Thursday, 2 March 2017

AI In Fiction

Artificial intelligence is theoretically possible but it would have to be an artifact that duplicated human brain processes whereas computers merely simulate such processes. A computer mechanically or electronically applies rules to symbols but does not consciously know or understand the meanings of the symbols. Of course, a future artifact might perform the functions both of an unconscious computer and of a conscious brain.

Poul Anderson's fiction includes several AIs, some incorporating human memories. Does any blog reader remember exactly what happens in Anderson's The Avatar? A human brain links to the computer of an interstellar spaceship. However, is this computer also an AI or is consciousness provided only by the linked brain?

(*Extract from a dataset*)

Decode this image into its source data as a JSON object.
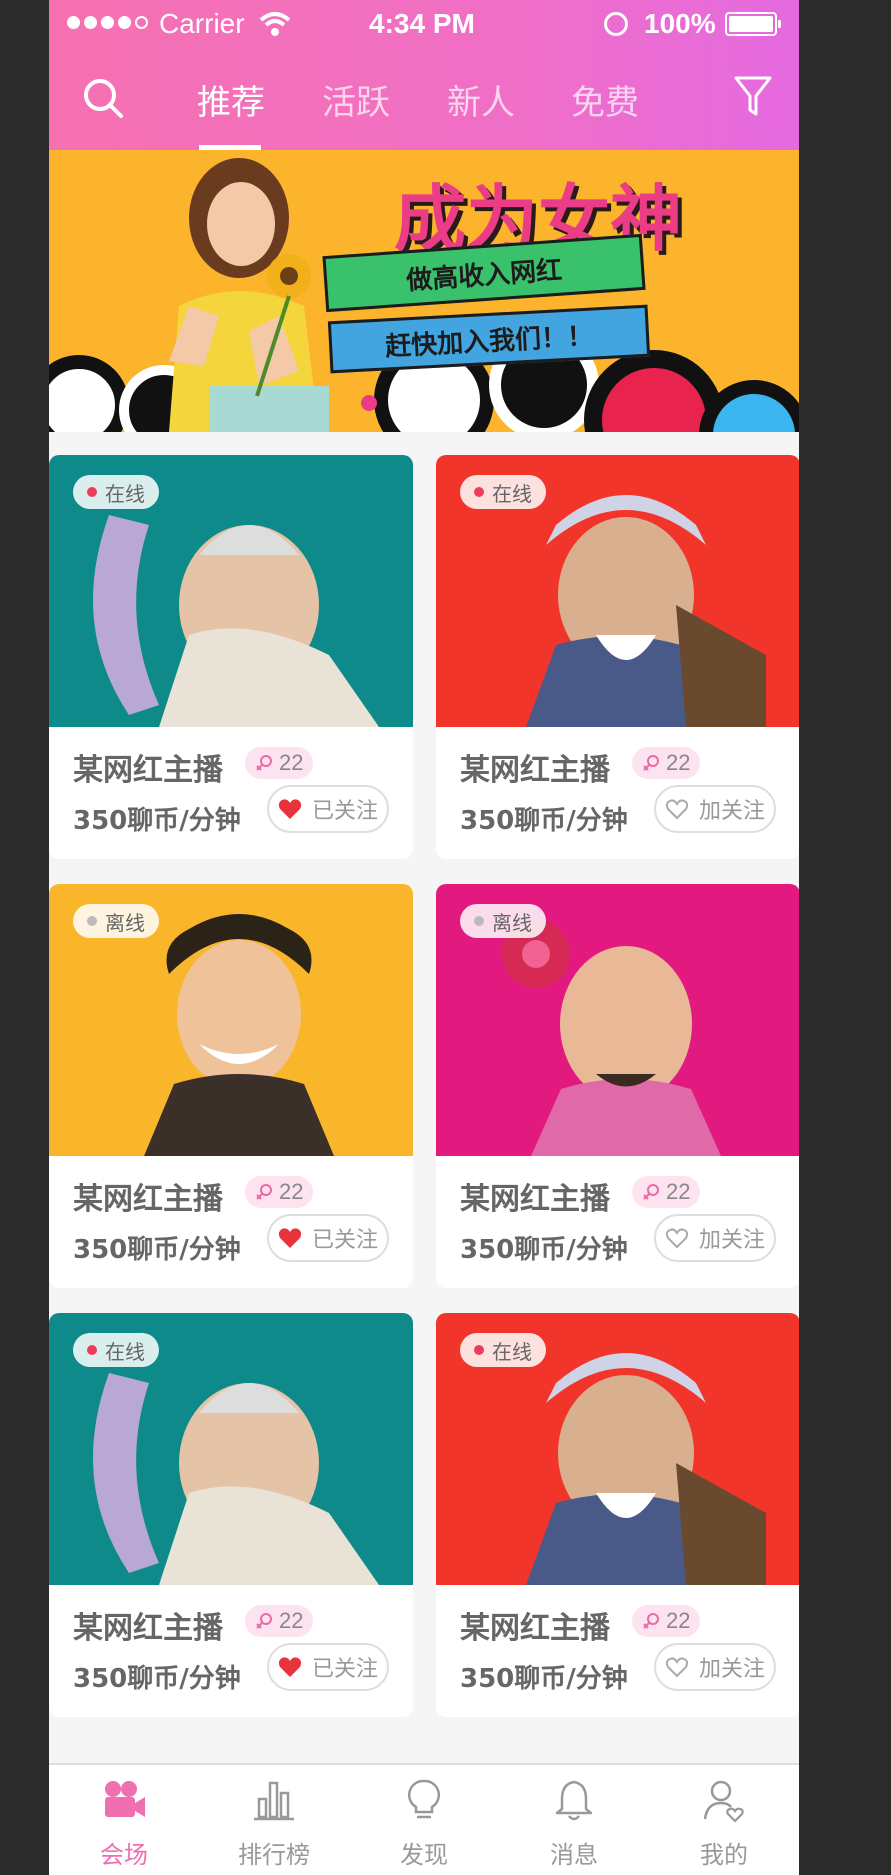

I think that some theoreticians have supposed that computers generate a realm called "cyberspace" and that a human consciousness would be able to move around within this "space," seeing, e.g., colors and structures corresponding to bodies of computer data? (See Neuromancer.) However, I also think that all that is inside computers is the physical workings of the computers.

These reflections are prompted by John Constantine's friend (see image) who matches his alpha waves with a computer, then projects the electonic impulses of his consciousness across the logic gap into the computer where he accesses information.

2 comments:

  1. Kaor, Paul!

    I am skeptical that it will ever be possible for computers to also become AIs. But we do see Poul Anderson trying out such ideas in many of his works--such as Muddlehead, the AI in David Falkayn's space ship. Or the AI placed on Wayland in A CIRCUS OF HELLS.

    My vague recollection of THE AVATAR is that Joelle was somehow mentally linked to an advanced computer. That is, she provided the computer with an AI.